About me

I hate writing these things, so here’s a link to my most recent and upcoming talks and below is a not very- recent conference bio. The biggest tweak I need to make is adding my short Visiting Research Fellowship with the CENDARI project at Trinity College Dublin later this year.

Mia is currently researching a PhD in digital humanities (Department of History, Open University), focusing on historians and scholarly crowdsourcing.
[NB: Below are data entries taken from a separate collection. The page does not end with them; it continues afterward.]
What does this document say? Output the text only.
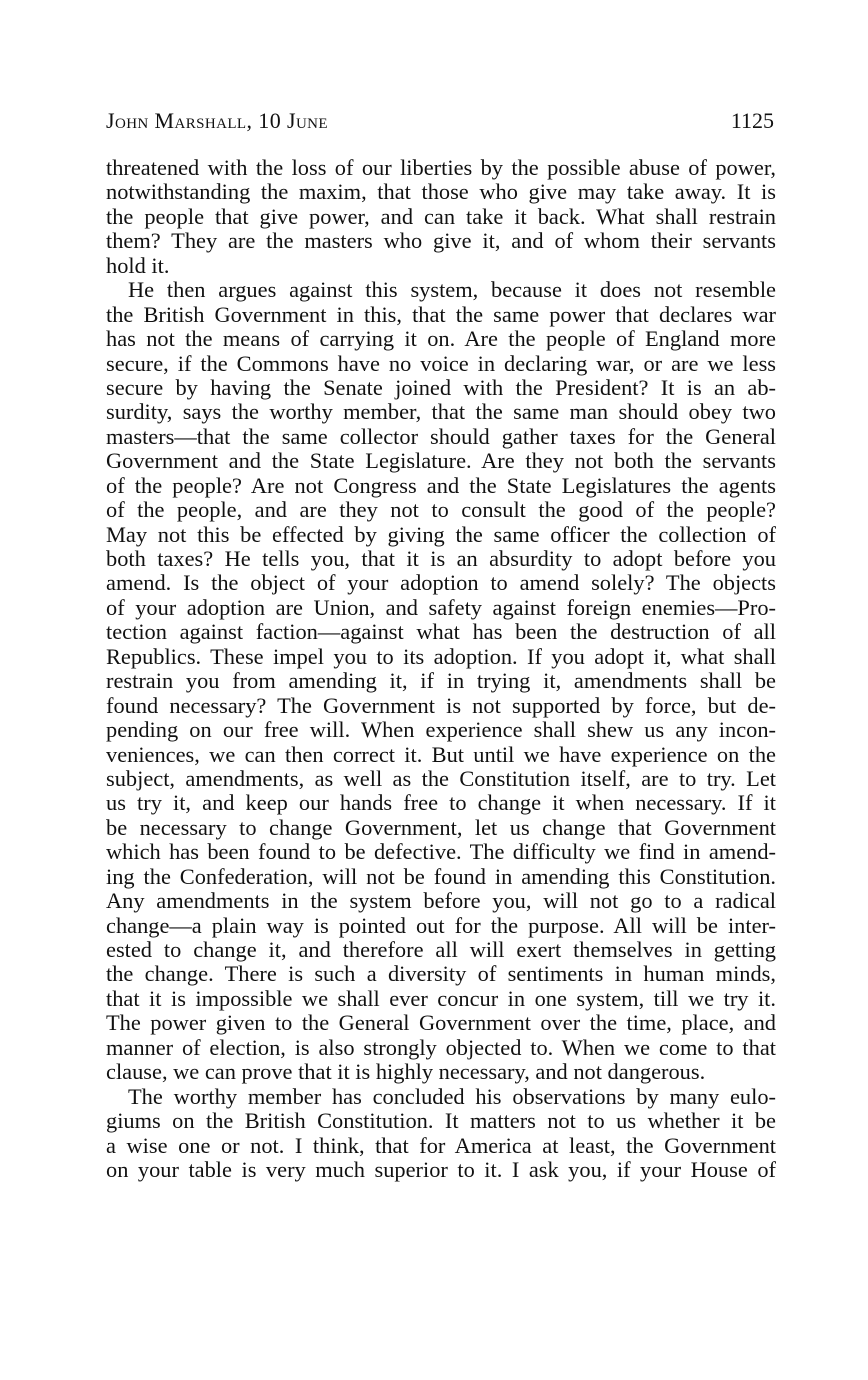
John Marshall, 10 June	1125
threatened with the loss of our liberties by the possible abuse of power,
notwithstanding the maxim, that those who give may take away. It is
the people that give power, and can take it back. What shall restrain
them? They are the masters who give it, and of whom their servants
hold it.
He then argues against this system, because it does not resemble
the British Government in this, that the same power that declares war
has not the means of carrying it on. Are the people of England more
secure, if the Commons have no voice in declaring war, or are we less
secure by having the Senate joined with the President? It is an ab-
surdity, says the worthy member, that the same man should obey two
masters—that the same collector should gather taxes for the General
Government and the State Legislature. Are they not both the servants
of the people? Are not Congress and the State Legislatures the agents
of the people, and are they not to consult the good of the people?
May not this be effected by giving the same officer the collection of
both taxes? He tells you, that it is an absurdity to adopt before you
amend. Is the object of your adoption to amend solely? The objects
of your adoption are Union, and safety against foreign enemies—Pro-
tection against faction—against what has been the destruction of all
Republics. These impel you to its adoption. If you adopt it, what shall
restrain you from amending it, if in trying it, amendments shall be
found necessary? The Government is not supported by force, but de-
pending on our free will. When experience shall shew us any incon-
veniences, we can then correct it. But until we have experience on the
subject, amendments, as well as the Constitution itself, are to try. Let
us try it, and keep our hands free to change it when necessary. If it
be necessary to change Government, let us change that Government
which has been found to be defective. The difficulty we find in amend-
ing the Confederation, will not be found in amending this Constitution.
Any amendments in the system before you, will not go to a radical
change—a plain way is pointed out for the purpose. All will be inter-
ested to change it, and therefore all will exert themselves in getting
the change. There is such a diversity of sentiments in human minds,
that it is impossible we shall ever concur in one system, till we try it.
The power given to the General Government over the time, place, and
manner of election, is also strongly objected to. When we come to that
clause, we can prove that it is highly necessary, and not dangerous.
The worthy member has concluded his observations by many eulo-
giums on the British Constitution. It matters not to us whether it be
a wise one or not. I think, that for America at least, the Government
on your table is very much superior to it. I ask you, if your House of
Mia has published and presented widely on her key areas of interest including: user experience design, human-computer interaction, open cultural data, audience engagement and crowdsourcing in the cultural heritage sector.

Mia has had residencies at the Powerhouse Museum (Sydney) and the Cooper-Hewitt Design Museum (New York) and two short Fellowships from the National Endowment for the Humanities for the Polis Center Institute on ‘Spatial Narrative and Deep Maps: Explorations in the Spatial Humanities’ (Indianapolis) and the Roy Rosenzweig Center for History and New Media’s One Week | One Tool institute (Fairfax, Virginia), where she helped create Serendip-o-matic. Mia is also known for her work on museum metadata games. Formerly Lead Web Developer at the Science Museum Group, Mia has worked internationally as a business analyst, digital consultant and web programmer in the cultural heritage and commercial sectors. Mia has post-graduate qualifications in software development (RMIT University, Melbourne, 2001) and an MSc in Human-Centred Systems (City University, London, 2011). She is Chair of the Museums Computer Group (MCG) and a member of the Executive Council of the Association for Computers and the Humanities (ACH). Editor of the forthcoming volume ‘Crowdsourcing our Cultural Heritage’ (Ashgate, forthcoming 2014), she tweets at http://twitter.com/mia_out and blogs at http://openobjects.blogspot.com/

If I’m presenting at your event, please feel free to use a version of this bio. An photo of me suitable for programmes is here or there’s a photo from the GLAM-Wiki conference here.

For my PhD, I’m interested in the impact of digitality on scholarly practice, and am investigating this through historical and location-based resources co-created by online participants.

Originally from Melbourne, Australia, I now live in Oxford (via Amsterdam and London). I started as a Arts student, played around in multimedia, and eventually graduated as a software engineer. After working as a museum technologist for over a decade, I’m back in a Faculty of Arts.

In 2011 I was elected as Chair of the Museums Computer Group, having served as a Committee Member since 2007.  In January 2013 I was elected to serve on the Executive Council of the Association for Computers and the Humanities (ACH) for the 2013-2016 term. I’m a member of various conference Programme Committees (Museums and the Web, Museum Computer Network) and academic project Steering Groups (Commodity Histories, Social Interpretation).  I was also a member of the Arts and Humanities Research Council funded Thinktank ‘UK Museums and the Semantic Web‘ in 2006/7 and of JISC’s ‘Developer Focus’ group that works with their DevCSI project to improve the developer community in higher education.